Accade che un’esperienza di insostenibile terrore può contaminare la chimica del cervello proprio quando il soggetto vive la sensazione di essere in pericolo per la propria vita. Come possiamo notare, il nostro circuito neurale diventa iperattivo, secernendo dosi eccezionalmente elevate di catecolamine; neurotrasmettitori che mobilitano l’organismo preparandolo all’emergenza e fissando i ricordi altamente disturbanti nella memoria con particolare intensità. Quando nel corso di un evento traumatico, impattiamo con un profondo malessere, significa che stiamo apprendendo e memorizzando la paura. Facciamo l’esperienza di essere stati condizionati nella e dalla paura, per questo diveniamo più vulnerabili al PTSD.

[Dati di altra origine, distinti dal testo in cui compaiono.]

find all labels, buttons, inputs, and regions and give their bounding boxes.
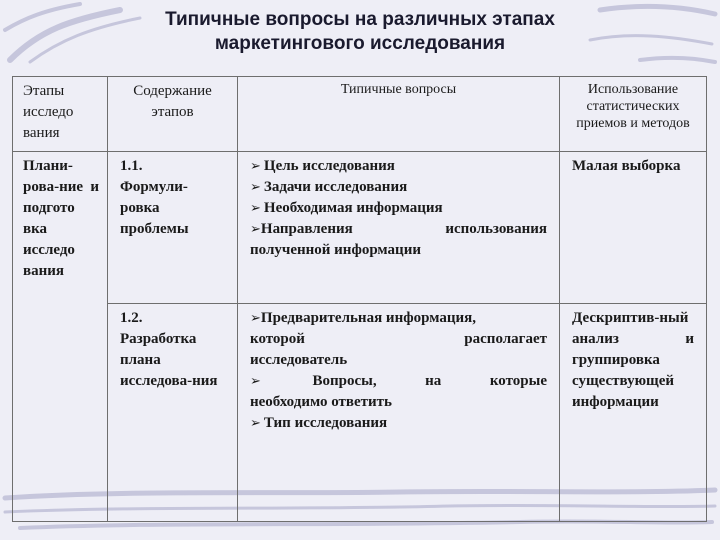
list-item: ➢ Необходимая информация bbox=[250, 200, 443, 216]
content-number: 1.2. bbox=[120, 310, 143, 326]
stages-table bbox=[12, 76, 707, 522]
title-line-2: маркетингового исследования bbox=[214, 33, 506, 54]
stage-cell: Плани-рова-ние и подгото вка исследо вания bbox=[13, 152, 108, 522]
list-item: ➢ Цель исследования bbox=[250, 158, 395, 174]
table-row bbox=[13, 304, 707, 522]
method-cell: Малая выборка bbox=[560, 152, 707, 304]
list-item: ➢ Тип исследования bbox=[250, 415, 388, 431]
questions-cell: ➢Предварительная информация, которой располагает исследователь ➢ Вопросы, на которые необходимо ответить ➢ Тип исследования bbox=[238, 304, 560, 522]
arrow-bullet-icon: ➢ bbox=[250, 416, 261, 431]
list-item: ➢Предварительная информация, bbox=[250, 310, 476, 326]
arrow-bullet-icon: ➢ bbox=[250, 159, 261, 174]
page-title bbox=[80, 8, 640, 56]
arrow-bullet-icon: ➢ bbox=[250, 201, 261, 216]
arrow-bullet-icon: ➢ bbox=[250, 311, 261, 326]
list-item: ➢Направления использования bbox=[250, 221, 547, 237]
header-content: Содержание этапов bbox=[108, 77, 238, 152]
arrow-bullet-icon: ➢ bbox=[250, 222, 261, 237]
arrow-bullet-icon: ➢ bbox=[250, 374, 261, 389]
method-cell: Дескриптив-ный анализ и группировка существующей информации bbox=[560, 304, 707, 522]
table-row bbox=[13, 152, 707, 304]
list-item: ➢ Вопросы, на которые bbox=[250, 371, 547, 392]
list-item: ➢ Задачи исследования bbox=[250, 179, 408, 195]
content-text: Разработка плана исследова-ния bbox=[120, 331, 218, 389]
header-questions: Типичные вопросы bbox=[238, 77, 560, 152]
content-cell bbox=[108, 152, 238, 304]
content-text: Формули-ровка проблемы bbox=[120, 179, 189, 237]
content-cell bbox=[108, 304, 238, 522]
content-number: 1.1. bbox=[120, 158, 143, 174]
header-methods: Использование статистических приемов и методов bbox=[560, 77, 707, 152]
title-line-1: Типичные вопросы на различных этапах bbox=[165, 9, 555, 30]
questions-cell: ➢ Цель исследования ➢ Задачи исследования ➢ Необходимая информация ➢Направления использования полученной информации bbox=[238, 152, 560, 304]
table-header-row bbox=[13, 77, 707, 152]
arrow-bullet-icon: ➢ bbox=[250, 180, 261, 195]
header-stages: Этапы исследо вания bbox=[13, 77, 108, 152]
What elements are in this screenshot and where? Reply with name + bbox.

Ciò che risulta complesso da comprendere è che il nostro organismo è divenuto più sensibile, nel contatto tra: Evento-scatenante (catastrofi naturali o cagionate dalla mano dell’uomo) con conseguente apprendimento di un sentimento di paura e la risposta delle regioni cerebrali iper-attivate. L’uomo non può gestire, con la sua conoscenza, la ciclicità delle modificazioni ambientali, ma può autoregolare la sua convivenza come “ospite rispettoso” rispetto alla Natura.
La potenza della mente umana risiede nella sua capacità relazionale, quando ci sentiamo affranti, addolorati, assenti rispetto al nostro sé, significa che non siamo in armonia con noi stessi. Forse è giunto il momento di ascoltarsi, decidendo di riprendere a vivere nel pieno benessere non solo fisico ma anche psicologico. Ricostruendo la propria esistenza non solo materiale ma anche relazionale fatta di storie, vissuti e legami che prima di essere visti richiedono di essere sentiti. Nella pratica clinica il “ri-apprendimento emozionale” permette l’acquisizione del senso di sicurezza, calmando i circuiti neurali iper-attivati dalla paura. La rielaborazione dei ricordi traumatici avviene grazie alla desensibilizzazione di quelle immagini-sensazioni altamente disfunzionali per la salute, riplasmando le reazioni emotive apprese. Rieducare il cervello per non essere più prigionieri di quel tragico momento del passato, per poter cominciare a guardare avanti, liberi dalla morsa del trauma. Riducendo i sintomi fisiologici ad un livello accettabile e la capacità di sopportare i sentimenti legati al ricordo, in modo da non divenire incontrollabili.Dopo una terapia, la persona è in grado di rivisitare i propri ricordi e di metterli da parte volontariamente, proprio come accade per tutti gli altri ricordi. L’opportunità data dalla cura per il sé, fa acquisire la dignità umana allontanando lo spettro della patologia. Bisogna cercare, sempre, la verità (diritto) in ognuno di noi, e per farlo l’uomo non ha scorciatoie, deve prima o poi contattare e ri-plasmare con creatività il proprio dolore personale.